Parses any address or intersection string and returns the appropriate specifier. If $string matches the $Addr_Match{corner} pattern then parse_intersection() is used. Else parse_address() is called and if that returns false then parse_informal_address() is called.

parse_address

$spec = Geo::StreetAddress::US->parse_address( $address_string )

Parses a street address into an address specifier using the $Addr_Match{address} pattern. Returning undef if the address cannot be parsed as a complete formal address.

You may want to use parse_location() instead.

parse_informal_address

$spec = Geo::StreetAddress::US->parse_informal_address( $address_string )

Acts like parse_address() except that it handles a wider range of address formats because it uses the "informal_address" pattern. That means a unit can come first, a street number is optional, and the city and state aren't needed. Which means that informal addresses like "#42 123 Main St" can be parsed.

Returns undef if the address cannot be parsed.

You may want to use parse_location() instead.

parse_intersection

$spec = Geo::StreetAddress::US->parse_intersection( $intersection_string )

Parses an intersection string into an intersection specifier, returning undef if the address cannot be parsed.
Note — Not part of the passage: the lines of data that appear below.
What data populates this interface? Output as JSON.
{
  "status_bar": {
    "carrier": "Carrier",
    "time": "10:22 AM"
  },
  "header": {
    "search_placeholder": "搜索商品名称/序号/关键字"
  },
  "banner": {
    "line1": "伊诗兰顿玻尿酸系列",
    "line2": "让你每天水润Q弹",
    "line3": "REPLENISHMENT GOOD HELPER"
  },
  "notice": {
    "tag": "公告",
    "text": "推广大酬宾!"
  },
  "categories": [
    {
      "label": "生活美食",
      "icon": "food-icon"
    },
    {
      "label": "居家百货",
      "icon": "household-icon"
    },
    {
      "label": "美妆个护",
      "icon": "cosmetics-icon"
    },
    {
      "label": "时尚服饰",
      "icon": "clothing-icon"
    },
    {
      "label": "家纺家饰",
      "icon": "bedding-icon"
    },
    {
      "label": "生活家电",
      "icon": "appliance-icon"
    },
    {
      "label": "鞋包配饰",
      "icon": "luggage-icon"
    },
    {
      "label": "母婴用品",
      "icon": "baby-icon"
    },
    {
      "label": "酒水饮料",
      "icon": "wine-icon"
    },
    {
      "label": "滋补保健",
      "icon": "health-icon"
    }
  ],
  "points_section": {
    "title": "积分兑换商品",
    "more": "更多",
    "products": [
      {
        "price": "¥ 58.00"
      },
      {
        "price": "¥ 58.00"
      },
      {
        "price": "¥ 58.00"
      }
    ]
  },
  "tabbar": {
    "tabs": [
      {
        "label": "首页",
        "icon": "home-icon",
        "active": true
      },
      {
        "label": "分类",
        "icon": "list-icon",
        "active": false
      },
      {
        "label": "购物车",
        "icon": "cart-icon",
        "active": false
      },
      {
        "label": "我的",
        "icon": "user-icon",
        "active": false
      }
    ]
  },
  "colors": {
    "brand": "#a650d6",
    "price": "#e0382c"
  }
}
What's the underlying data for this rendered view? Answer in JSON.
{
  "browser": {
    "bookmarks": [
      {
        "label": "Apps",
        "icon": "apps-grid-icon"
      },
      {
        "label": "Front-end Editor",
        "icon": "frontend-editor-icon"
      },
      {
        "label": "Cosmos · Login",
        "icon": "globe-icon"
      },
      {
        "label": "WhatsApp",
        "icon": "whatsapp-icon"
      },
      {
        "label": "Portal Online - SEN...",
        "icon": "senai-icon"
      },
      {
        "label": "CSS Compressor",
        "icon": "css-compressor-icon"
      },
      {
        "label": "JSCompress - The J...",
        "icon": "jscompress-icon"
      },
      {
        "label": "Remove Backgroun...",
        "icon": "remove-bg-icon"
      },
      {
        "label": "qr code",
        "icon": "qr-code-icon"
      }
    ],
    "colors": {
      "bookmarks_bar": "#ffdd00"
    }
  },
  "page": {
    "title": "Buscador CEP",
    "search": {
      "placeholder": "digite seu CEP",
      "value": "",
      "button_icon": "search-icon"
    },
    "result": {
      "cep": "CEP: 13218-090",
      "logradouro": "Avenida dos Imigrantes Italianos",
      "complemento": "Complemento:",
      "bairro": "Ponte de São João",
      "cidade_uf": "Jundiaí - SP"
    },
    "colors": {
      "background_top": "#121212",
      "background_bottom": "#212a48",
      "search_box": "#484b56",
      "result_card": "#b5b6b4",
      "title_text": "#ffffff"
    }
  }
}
You probably want to use parse_location() instead.

normalize_address

$spec = Geo::StreetAddress::US->normalize_address( $spec )
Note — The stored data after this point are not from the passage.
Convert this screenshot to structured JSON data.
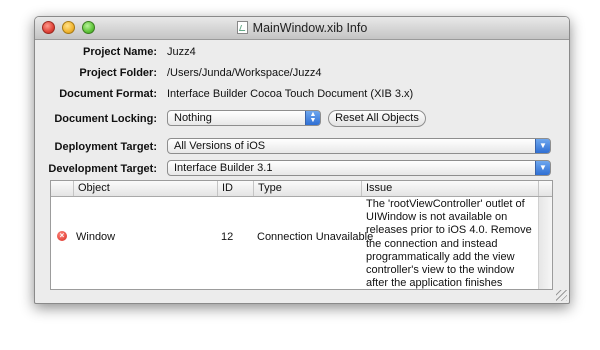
{
  "window": {
    "title": "MainWindow.xib Info"
  },
  "fields": {
    "project_name_label": "Project Name:",
    "project_name_value": "Juzz4",
    "project_folder_label": "Project Folder:",
    "project_folder_value": "/Users/Junda/Workspace/Juzz4",
    "document_format_label": "Document Format:",
    "document_format_value": "Interface Builder Cocoa Touch Document (XIB 3.x)",
    "document_locking_label": "Document Locking:",
    "document_locking_value": "Nothing",
    "reset_button_label": "Reset All Objects",
    "deployment_target_label": "Deployment Target:",
    "deployment_target_value": "All Versions of iOS",
    "development_target_label": "Development Target:",
    "development_target_value": "Interface Builder 3.1"
  },
  "table": {
    "columns": [
      "Object",
      "ID",
      "Type",
      "Issue"
    ],
    "rows": [
      {
        "status_icon": "error-icon",
        "object": "Window",
        "id": "12",
        "type": "Connection Unavailable",
        "issue": "The 'rootViewController' outlet of UIWindow is not available on releases prior to iOS 4.0. Remove the connection and instead programmatically add the view controller's view to the window after the application finishes launching."
      }
    ]
  },
  "colors": {
    "accent": "#3a7be0",
    "error": "#d8261c"
  }
}
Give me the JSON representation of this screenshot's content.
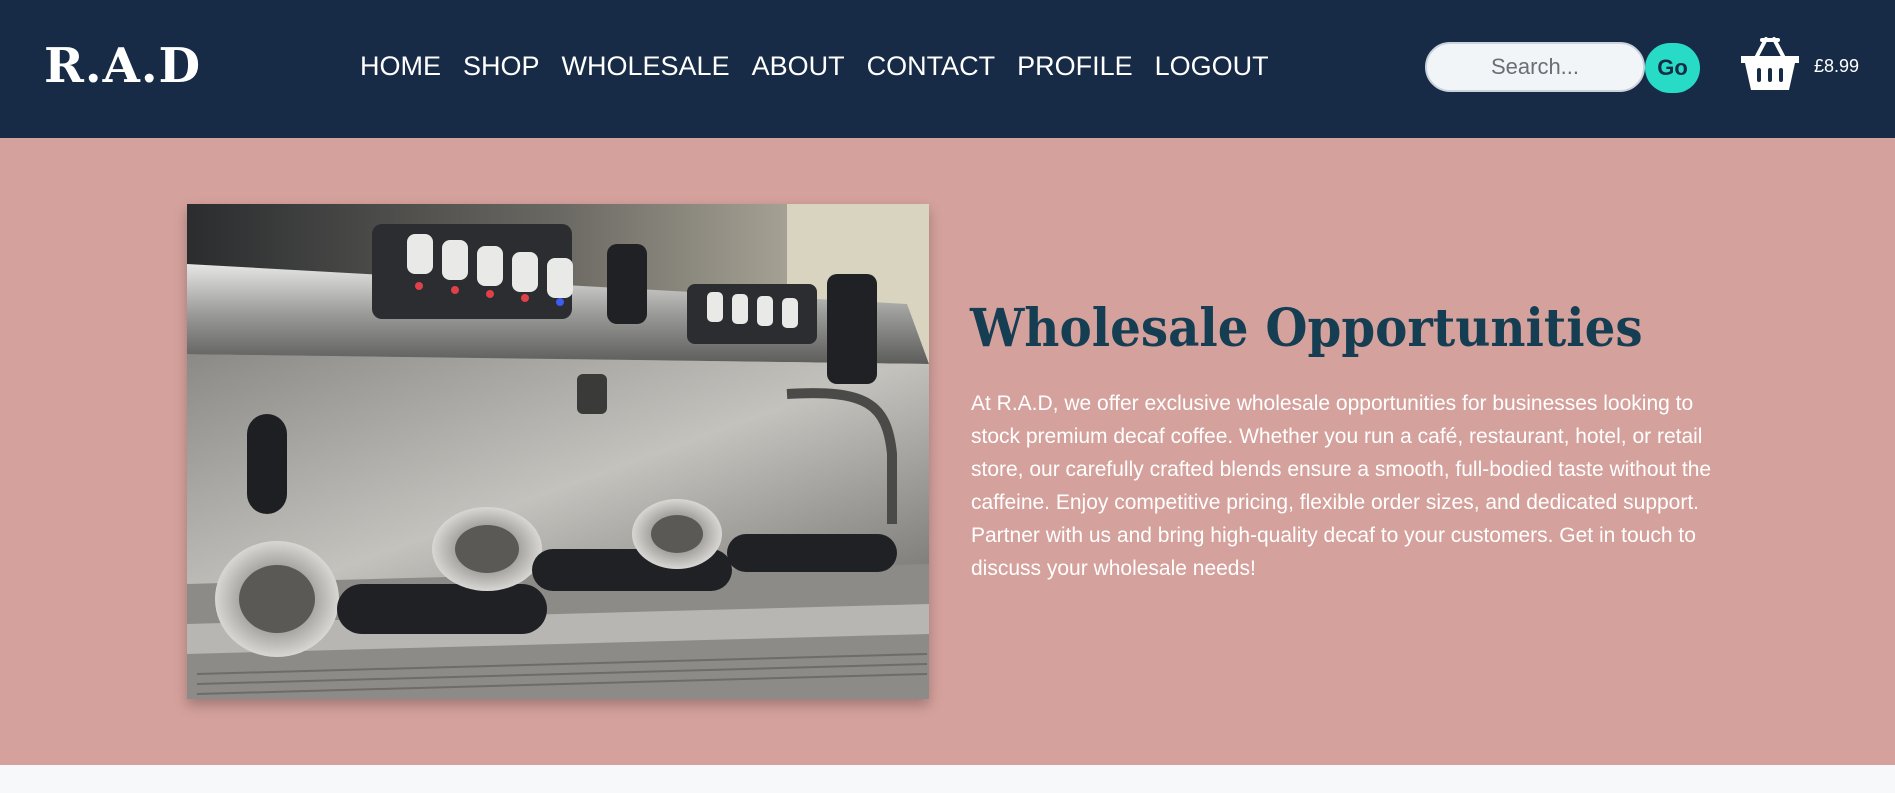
{
  "header": {
    "logo": "R.A.D",
    "nav": [
      "HOME",
      "SHOP",
      "WHOLESALE",
      "ABOUT",
      "CONTACT",
      "PROFILE",
      "LOGOUT"
    ],
    "search": {
      "placeholder": "Search...",
      "value": "",
      "button_label": "Go"
    },
    "cart": {
      "icon": "basket-icon",
      "total": "£8.99"
    }
  },
  "hero": {
    "image": "espresso-machine-photo",
    "title": "Wholesale Opportunities",
    "body": "At R.A.D, we offer exclusive wholesale opportunities for businesses looking to stock premium decaf coffee. Whether you run a café, restaurant, hotel, or retail store, our carefully crafted blends ensure a smooth, full-bodied taste without the caffeine. Enjoy competitive pricing, flexible order sizes, and dedicated support. Partner with us and bring high-quality decaf to your customers. Get in touch to discuss your wholesale needs!"
  },
  "colors": {
    "header_bg": "#172b46",
    "hero_bg": "#d5a19c",
    "accent": "#27dbc6",
    "title": "#163e52",
    "page_bg": "#f6f8fa"
  }
}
Takes an address or intersection specifier, and normalizes its components, stripping out all leading and trailing whitespace and punctuation, and substituting official abbreviations for prefix, suffix, type, and state values. Also, city names that are prefixed with a directional abbreviation (e.g. N, NE, etc.) have the abbreviation expanded. The original specifier ref is returned.
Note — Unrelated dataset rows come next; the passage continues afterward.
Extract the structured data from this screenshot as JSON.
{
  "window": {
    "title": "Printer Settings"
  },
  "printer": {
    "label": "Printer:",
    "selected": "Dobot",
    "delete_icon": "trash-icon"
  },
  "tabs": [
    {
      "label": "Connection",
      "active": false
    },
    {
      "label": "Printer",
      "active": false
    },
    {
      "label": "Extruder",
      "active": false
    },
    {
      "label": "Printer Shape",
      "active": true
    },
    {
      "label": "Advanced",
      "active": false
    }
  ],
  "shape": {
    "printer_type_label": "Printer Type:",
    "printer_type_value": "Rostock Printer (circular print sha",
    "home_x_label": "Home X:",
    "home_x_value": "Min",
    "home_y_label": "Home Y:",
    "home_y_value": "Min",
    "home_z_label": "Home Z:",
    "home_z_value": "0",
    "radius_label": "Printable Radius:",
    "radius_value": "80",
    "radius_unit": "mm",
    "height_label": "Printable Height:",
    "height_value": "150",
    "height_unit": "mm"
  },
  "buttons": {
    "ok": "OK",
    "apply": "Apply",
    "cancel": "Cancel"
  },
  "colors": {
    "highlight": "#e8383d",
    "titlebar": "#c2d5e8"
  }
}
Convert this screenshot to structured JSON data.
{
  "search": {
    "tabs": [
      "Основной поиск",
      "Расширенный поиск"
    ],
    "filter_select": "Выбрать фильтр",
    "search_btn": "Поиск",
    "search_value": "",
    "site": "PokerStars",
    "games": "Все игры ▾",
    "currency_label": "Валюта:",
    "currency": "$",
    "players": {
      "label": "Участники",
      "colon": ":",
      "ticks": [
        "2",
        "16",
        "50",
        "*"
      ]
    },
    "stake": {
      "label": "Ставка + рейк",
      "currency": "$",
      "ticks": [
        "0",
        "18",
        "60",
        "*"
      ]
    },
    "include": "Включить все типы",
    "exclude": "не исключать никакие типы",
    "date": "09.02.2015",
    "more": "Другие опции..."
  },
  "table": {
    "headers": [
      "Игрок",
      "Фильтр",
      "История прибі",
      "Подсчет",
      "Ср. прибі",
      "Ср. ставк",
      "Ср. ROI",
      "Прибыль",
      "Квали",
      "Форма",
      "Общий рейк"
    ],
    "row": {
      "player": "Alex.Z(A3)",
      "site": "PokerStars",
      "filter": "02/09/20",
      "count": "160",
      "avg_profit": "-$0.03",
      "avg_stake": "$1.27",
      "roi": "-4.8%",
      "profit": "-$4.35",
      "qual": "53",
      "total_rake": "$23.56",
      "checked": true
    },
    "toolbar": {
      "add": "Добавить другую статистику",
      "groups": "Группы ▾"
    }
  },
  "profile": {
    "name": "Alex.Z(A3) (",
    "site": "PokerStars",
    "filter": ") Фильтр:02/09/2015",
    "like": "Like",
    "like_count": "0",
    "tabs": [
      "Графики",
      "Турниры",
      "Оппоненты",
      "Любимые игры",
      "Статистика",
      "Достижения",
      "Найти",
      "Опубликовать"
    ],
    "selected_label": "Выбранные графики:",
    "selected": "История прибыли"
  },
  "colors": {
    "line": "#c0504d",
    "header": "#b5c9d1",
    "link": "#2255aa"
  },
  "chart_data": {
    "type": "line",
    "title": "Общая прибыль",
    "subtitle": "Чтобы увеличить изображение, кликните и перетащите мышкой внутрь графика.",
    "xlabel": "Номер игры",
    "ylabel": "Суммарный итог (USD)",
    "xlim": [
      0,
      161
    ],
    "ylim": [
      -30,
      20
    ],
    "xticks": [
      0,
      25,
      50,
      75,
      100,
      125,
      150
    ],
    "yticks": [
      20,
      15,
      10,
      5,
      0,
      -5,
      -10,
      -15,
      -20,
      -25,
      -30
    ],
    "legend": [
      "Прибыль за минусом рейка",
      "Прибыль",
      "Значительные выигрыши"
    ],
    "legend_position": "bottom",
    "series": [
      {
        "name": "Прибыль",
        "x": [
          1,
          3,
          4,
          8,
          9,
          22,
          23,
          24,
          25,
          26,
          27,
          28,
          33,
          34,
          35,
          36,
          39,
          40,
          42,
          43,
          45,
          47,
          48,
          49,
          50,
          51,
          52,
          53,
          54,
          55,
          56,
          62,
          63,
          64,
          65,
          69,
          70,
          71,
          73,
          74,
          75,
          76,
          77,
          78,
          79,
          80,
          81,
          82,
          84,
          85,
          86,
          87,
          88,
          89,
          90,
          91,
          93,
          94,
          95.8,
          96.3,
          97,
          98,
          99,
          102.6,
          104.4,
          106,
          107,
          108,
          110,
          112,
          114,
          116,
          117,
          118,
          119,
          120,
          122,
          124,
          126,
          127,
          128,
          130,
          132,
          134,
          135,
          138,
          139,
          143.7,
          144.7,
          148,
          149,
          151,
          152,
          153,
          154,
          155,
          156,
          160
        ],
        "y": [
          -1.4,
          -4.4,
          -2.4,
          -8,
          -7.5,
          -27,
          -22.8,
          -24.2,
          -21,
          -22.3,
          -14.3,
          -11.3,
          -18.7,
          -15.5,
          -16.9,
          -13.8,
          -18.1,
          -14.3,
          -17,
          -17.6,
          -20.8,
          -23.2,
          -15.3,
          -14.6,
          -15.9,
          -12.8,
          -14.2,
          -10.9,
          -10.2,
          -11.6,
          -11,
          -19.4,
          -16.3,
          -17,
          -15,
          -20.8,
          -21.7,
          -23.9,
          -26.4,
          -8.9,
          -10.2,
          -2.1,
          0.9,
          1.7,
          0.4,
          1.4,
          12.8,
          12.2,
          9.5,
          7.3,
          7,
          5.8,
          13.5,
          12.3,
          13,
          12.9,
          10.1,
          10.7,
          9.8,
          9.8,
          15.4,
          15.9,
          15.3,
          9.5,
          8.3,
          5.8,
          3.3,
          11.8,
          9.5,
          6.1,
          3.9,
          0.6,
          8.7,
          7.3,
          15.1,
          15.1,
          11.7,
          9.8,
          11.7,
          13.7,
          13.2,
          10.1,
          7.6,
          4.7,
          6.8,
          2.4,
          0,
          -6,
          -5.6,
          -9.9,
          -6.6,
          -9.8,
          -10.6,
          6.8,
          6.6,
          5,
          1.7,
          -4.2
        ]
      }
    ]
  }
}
Typically, you won't need to use this method, as the parse_*() methods call it for you.

N.B., normalize_address() crops 9-digit ZIP codes to 5 digits. This is for the benefit of Geo::Coder::US and may not be what you want. E-mail me if this is a problem and I'll see what I can do to fix it.

BUGS, CAVEATS, MISCELLANY

Geo::StreetAddress::US might not correctly parse house numbers that contain hyphens, such as those used in parts of Queens, New York. Also, some addresses in rural Michigan and Illinois may contain letter prefixes to the building number that may cause problems. Fixing these edge cases is on the to-do list, to be sure. Patches welcome!

This software was originally part of Geo::Coder::US (q.v.) but was split apart into an independent module for your convenience. Therefore it has some behaviors which were designed for Geo::Coder::US, but which may not be right for your purposes. If this turns out to be the case, please let me know.

Geo::StreetAddress::US does NOT perform USPS-certified address normalization.

Grid based addresses, like those in Utah, where the direction comes before the number, e.g. W164N5108 instead of 164 W 5108 N, aren't handled at the moment. A workaround is to apply a regex like this

s/([nsew])\s*(\d+)\s*([nsew])\s*(\d+)/$2 $1 $4 $3/

SEE ALSO

This software was originally part of Geo::Coder::US(3pm).

Lingua::EN::AddressParse(3pm) and Geo::PostalAddress(3pm) both do something very similar to Geo::StreetAddress::US, but are either too strict/limited in their address parsing, or not really specific enough in how they break down addresses (for my purposes). If you want USPS-style address standardization, try Scrape::USPS::ZipLookup(3pm). Be aware, however, that it scrapes a form on the USPS website in a way that may not be officially permitted and might break at any time. If this module does not do what you want, you might give the othersa try. All three modules are available from the CPAN.

You can see Geo::StreetAddress::US in action at http://geocoder.us/.

USPS Postal Addressing Standards: http://pe.usps.com/text/pub28/welcome.htm

APPRECIATION

Many thanks to Dave Rolsky for submitting a very useful patch to fix fractional house numbers, dotted directionals, and other kinds of edge cases, e.g. South St. He even submitted additional tests!

AUTHOR

Schuyler D. Erle <schuyler@geocoder.us>

COPYRIGHT AND LICENSE

Copyright (C) 2005 by Schuyler D. Erle.

This library is free software; you can redistribute it and/or modify it under the same terms as Perl itself, either Perl version 5.8.4 or, at your option, any later version of Perl 5 you may have available.